U „Nerwy” nie było takich ekskluzywnych galówek, Pamiętam chyba jedną akademię z okazji jakiejś rocznicy państwowej zakończoną zabawą taneczną w szkole. Była to prawdziwa ludowa zabawa, w której brała udział również okoliczna młodzież: wiejska,. Do nas na te okazję przyjechały z Lublina "siostry i narzeczone". Do mnie niestety nikt nie przyjechał, bawiłem się więc z przygodnymi znajomymi. Zabawa była w zasadzie bezalkoholowa ( w oddziale obowiązywał bardzo surowo przestrzegany; zakaz picia alkoholu). Bawiliśmy się bardzo grzecznie, pamiętam, że z podziwem ż zazdrością patrzyłem jak „Nerwa” bardzo zgrabnie tańczy najnowszym wówczas krokiem przypominającym późniejszego swinga. Moje zdolności taneczne wyniesione z domu były jeszcze bardzo niedoskonałe, gdyż dom opuściłem mając zaledwie szesnaście lat. Na „Nerwę” zresztą wszyscy wówczas patrzyliśmy z podziwem. Wydawał nam się idealnym żołnierzem i dowódcą. Zakończona klęską bitwa pod Pawlinem, w naszym przekonaniu, nie ujmowała mu nic z tych walorów a wręcz odwrotnie dodawała mu blasku bohaterstwa. Uwielbienie dla naszego „wodza”' wyładowywaliśmy śpiewając spontanicznie na jego cześć piosenkę:
Nasz porucznik chłop morowy
Każdy o tym wie
Bo jak idzie na robotę
To uśmiecha się
Śpiewaliśmy też inną zwrotkę tej piosenki "na pochwałę" naszej
kadry instruktorskiej. Mimo iż sam należałem do tej kadry śpiewałem z duża, satysfakcją:
Masza kadra instruktorska
Także morowa
bo jak trzeba „jaja wstawić”
Zawsze gotowa
Nie było jednak tak źle z tą kadrą instruktorską. Nie byliśmy wiele starsi od swoich podwładnych a czasem nawet i młodsi od nich, wielu z nich było naszymi kolegami szkolnymi sprzed wojny, tak więc niezależnie od zachowania dyscypliny wojskowej łączyły nas raczej serdeczne stosunki koleżeńskie. Dużo większy dystans dzielił nas, to znaczy kadrę, od oficerów. Zarówno „Nerwa” jak i kolejni jego zastępcy byli przedwojennymi oficerami starszymi od nas wiekiem, my zaś swoje stopnie wojskowe zdobywaliśmy na konspiracyjnych kursach stąd też stosunki między nami a nimi były raczej tylko służbowe.

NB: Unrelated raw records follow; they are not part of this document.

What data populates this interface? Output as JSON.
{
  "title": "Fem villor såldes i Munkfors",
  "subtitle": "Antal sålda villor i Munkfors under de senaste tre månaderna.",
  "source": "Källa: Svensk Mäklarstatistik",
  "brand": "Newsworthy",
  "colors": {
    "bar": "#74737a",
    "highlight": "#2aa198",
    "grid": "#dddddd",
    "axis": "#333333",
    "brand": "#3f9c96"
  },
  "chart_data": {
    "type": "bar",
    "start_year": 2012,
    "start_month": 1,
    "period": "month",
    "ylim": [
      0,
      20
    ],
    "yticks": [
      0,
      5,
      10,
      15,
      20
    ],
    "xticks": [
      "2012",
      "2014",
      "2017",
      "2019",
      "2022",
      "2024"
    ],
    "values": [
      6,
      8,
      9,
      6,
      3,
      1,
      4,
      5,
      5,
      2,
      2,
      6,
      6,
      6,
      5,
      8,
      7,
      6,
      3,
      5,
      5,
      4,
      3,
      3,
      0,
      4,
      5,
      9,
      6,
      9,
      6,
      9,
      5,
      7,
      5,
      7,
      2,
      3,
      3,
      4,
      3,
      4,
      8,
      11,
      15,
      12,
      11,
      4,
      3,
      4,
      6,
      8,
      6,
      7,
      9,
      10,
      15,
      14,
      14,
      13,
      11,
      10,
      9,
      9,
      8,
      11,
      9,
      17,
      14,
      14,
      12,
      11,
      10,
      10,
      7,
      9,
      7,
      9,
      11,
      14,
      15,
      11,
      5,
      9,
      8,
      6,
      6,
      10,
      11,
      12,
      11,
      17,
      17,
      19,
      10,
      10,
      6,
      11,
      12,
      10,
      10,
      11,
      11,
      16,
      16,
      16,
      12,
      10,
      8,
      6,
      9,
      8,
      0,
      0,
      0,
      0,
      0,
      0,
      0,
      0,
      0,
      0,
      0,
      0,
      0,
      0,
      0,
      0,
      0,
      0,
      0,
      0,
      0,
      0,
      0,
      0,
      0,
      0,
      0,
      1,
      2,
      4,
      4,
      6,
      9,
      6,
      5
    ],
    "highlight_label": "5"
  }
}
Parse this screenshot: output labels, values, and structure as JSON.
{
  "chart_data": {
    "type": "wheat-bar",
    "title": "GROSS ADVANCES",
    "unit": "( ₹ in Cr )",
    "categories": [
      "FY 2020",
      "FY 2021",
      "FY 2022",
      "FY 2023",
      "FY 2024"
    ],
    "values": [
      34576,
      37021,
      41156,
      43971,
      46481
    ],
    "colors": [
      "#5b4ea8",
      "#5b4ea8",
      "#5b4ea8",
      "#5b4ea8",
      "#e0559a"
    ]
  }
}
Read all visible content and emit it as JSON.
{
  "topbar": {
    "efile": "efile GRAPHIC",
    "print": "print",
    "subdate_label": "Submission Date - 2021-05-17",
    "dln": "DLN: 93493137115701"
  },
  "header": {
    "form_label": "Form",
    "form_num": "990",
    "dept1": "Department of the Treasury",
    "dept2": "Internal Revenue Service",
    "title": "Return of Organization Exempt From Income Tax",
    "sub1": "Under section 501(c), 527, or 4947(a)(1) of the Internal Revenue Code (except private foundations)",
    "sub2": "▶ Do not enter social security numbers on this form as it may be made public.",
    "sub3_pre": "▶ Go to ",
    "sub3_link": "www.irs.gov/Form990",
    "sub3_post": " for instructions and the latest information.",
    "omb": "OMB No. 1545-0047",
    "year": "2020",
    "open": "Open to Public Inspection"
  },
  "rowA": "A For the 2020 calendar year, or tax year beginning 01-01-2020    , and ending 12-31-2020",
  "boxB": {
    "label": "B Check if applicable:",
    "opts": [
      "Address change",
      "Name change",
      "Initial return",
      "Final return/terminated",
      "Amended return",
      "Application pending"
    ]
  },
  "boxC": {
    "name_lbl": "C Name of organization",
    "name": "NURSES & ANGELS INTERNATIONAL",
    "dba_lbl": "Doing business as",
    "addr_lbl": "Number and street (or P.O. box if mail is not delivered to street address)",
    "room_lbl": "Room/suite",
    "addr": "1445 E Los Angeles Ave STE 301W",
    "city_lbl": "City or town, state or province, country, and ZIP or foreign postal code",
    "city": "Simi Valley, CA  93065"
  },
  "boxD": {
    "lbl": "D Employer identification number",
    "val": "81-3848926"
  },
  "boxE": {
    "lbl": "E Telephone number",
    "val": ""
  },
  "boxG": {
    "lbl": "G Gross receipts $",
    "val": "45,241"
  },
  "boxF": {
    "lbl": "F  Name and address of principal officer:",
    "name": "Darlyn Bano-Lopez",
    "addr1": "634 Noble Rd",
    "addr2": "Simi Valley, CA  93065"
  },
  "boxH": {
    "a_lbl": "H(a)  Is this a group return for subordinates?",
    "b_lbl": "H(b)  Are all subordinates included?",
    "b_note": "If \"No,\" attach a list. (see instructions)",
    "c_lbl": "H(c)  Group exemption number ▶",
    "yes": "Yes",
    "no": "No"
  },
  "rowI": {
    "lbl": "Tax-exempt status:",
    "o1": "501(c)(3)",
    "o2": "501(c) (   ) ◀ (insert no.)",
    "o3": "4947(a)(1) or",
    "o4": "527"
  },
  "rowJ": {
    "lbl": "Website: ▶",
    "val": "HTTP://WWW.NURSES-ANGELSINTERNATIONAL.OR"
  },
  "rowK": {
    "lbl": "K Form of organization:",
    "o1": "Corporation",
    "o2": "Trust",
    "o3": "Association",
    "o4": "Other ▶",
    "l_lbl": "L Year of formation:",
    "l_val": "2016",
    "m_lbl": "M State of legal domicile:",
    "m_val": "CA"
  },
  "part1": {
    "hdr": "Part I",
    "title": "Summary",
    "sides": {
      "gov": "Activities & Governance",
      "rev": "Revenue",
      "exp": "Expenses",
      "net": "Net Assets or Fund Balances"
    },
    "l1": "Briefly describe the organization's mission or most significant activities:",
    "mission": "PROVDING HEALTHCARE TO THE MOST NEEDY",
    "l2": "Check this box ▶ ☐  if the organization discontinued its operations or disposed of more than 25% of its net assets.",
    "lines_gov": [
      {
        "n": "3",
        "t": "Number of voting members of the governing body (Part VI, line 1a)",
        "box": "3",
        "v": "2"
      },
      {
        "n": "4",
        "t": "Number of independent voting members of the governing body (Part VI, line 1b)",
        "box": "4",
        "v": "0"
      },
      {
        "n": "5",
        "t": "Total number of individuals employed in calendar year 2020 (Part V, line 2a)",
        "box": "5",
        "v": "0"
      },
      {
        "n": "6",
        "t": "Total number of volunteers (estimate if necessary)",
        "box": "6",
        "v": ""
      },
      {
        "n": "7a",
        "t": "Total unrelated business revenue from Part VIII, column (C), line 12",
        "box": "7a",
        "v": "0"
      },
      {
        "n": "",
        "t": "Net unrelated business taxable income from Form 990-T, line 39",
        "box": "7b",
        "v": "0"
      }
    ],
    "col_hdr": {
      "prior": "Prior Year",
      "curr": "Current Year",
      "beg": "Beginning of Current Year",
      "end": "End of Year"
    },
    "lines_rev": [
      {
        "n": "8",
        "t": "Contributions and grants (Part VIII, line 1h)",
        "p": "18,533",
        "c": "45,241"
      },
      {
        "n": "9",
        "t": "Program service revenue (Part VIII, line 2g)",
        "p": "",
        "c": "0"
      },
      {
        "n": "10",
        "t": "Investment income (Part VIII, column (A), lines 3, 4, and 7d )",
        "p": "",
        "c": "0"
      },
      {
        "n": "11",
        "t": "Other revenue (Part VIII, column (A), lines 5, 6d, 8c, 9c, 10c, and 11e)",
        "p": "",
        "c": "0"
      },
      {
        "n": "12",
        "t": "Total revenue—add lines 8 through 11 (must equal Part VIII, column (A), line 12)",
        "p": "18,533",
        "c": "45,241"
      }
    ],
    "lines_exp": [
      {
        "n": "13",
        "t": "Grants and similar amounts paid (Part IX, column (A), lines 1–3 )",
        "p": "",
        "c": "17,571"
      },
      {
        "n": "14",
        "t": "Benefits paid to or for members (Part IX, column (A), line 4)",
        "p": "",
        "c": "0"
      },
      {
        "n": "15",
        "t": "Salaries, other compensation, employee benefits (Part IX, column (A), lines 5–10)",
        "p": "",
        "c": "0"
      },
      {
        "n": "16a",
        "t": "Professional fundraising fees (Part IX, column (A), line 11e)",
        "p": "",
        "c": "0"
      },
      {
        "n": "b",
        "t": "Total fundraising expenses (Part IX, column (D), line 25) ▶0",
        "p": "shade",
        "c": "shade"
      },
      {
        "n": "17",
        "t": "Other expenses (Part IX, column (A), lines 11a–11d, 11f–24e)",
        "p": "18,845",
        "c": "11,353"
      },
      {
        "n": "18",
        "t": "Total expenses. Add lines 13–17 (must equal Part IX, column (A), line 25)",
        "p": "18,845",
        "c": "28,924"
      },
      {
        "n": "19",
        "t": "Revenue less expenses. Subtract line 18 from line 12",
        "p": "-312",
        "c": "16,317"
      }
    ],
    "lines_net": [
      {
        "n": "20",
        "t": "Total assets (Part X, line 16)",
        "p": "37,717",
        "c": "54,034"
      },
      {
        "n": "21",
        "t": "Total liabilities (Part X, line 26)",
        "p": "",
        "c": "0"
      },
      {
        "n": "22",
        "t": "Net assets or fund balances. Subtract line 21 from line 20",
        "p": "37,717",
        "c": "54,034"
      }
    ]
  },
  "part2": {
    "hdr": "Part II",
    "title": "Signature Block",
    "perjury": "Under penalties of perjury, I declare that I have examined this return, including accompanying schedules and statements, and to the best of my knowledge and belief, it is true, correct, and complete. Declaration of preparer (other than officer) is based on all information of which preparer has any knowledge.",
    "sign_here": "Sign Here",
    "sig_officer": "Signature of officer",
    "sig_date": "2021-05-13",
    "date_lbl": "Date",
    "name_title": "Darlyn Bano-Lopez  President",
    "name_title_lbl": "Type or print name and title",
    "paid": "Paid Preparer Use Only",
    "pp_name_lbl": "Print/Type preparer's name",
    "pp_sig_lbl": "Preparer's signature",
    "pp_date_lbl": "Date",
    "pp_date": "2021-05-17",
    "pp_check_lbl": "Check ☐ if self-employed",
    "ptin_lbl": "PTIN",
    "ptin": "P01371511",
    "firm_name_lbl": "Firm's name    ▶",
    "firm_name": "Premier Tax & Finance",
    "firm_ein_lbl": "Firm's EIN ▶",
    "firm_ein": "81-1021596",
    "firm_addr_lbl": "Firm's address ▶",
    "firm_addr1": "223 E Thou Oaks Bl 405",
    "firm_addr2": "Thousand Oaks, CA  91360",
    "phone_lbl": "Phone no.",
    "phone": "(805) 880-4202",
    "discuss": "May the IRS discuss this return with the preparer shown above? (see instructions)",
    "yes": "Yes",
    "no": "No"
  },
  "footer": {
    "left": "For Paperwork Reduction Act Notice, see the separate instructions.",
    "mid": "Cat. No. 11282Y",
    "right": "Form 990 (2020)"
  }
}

Trzeba, przyznać, że mimo pewnej rubaszności, byliśmy przyzwoitym oddziałem i „Nerwa” ani jego zastępcy nie zezwalali na śpiewanie piosenek o bardzo nieprzyzwoitej treści a przecież w repertuarze żołnierskim nigdy takich piosenek nie brakowało. Piosenka partyzancka to cały odrębny rozdział naszego życia wymagający odrębnego potraktowania. Należałoby jedynie wspomnieć, że oddział nasz był jednam z najbardziej rozśpiewanych na Lubelszczyźnie. Śpiewaliśmy dużo i często, w marszu i na kwaterach, chórem i solo. Oczywiście śpiewaliśmy tam, gdzie względy bezpieczeństwa na. to pozwalały. Po wojnie piosenka partyzancka stała się, dzięki nowoczesnym środkom przekazu, znana szerokiemu ogółowi. W ślad za początkową olbrzymią popularnością przyszło nieuchronne jej spowszednienie, dzisiaj u przedstawicieli starszego pokolenia budzi wspomnienia, czasem nawet niechciane, Na młodych przeważnie nie robi żadnego wrażenia, bądź też sprowadza odruch zniecierpliwienia, gdy jest nadużywana z zamiarem "wytworzenia nastrojów, których słuchacze nie podzielają. W latach okupacji jednak, piosenka partyzancka była śpiewana głośno i otwarcie, to był kawałek wolnej Polski, na jej dźwięk ludziom zgnębionymi terrorem niemieckim podnosiły się głowy i uśmiechały twarze, Niosła ona w mrokach niewoli nadzieję wolności i lepszego jutra, nic dziwnego, że przyjmowano ją ze łzami w zruszenia, i radości.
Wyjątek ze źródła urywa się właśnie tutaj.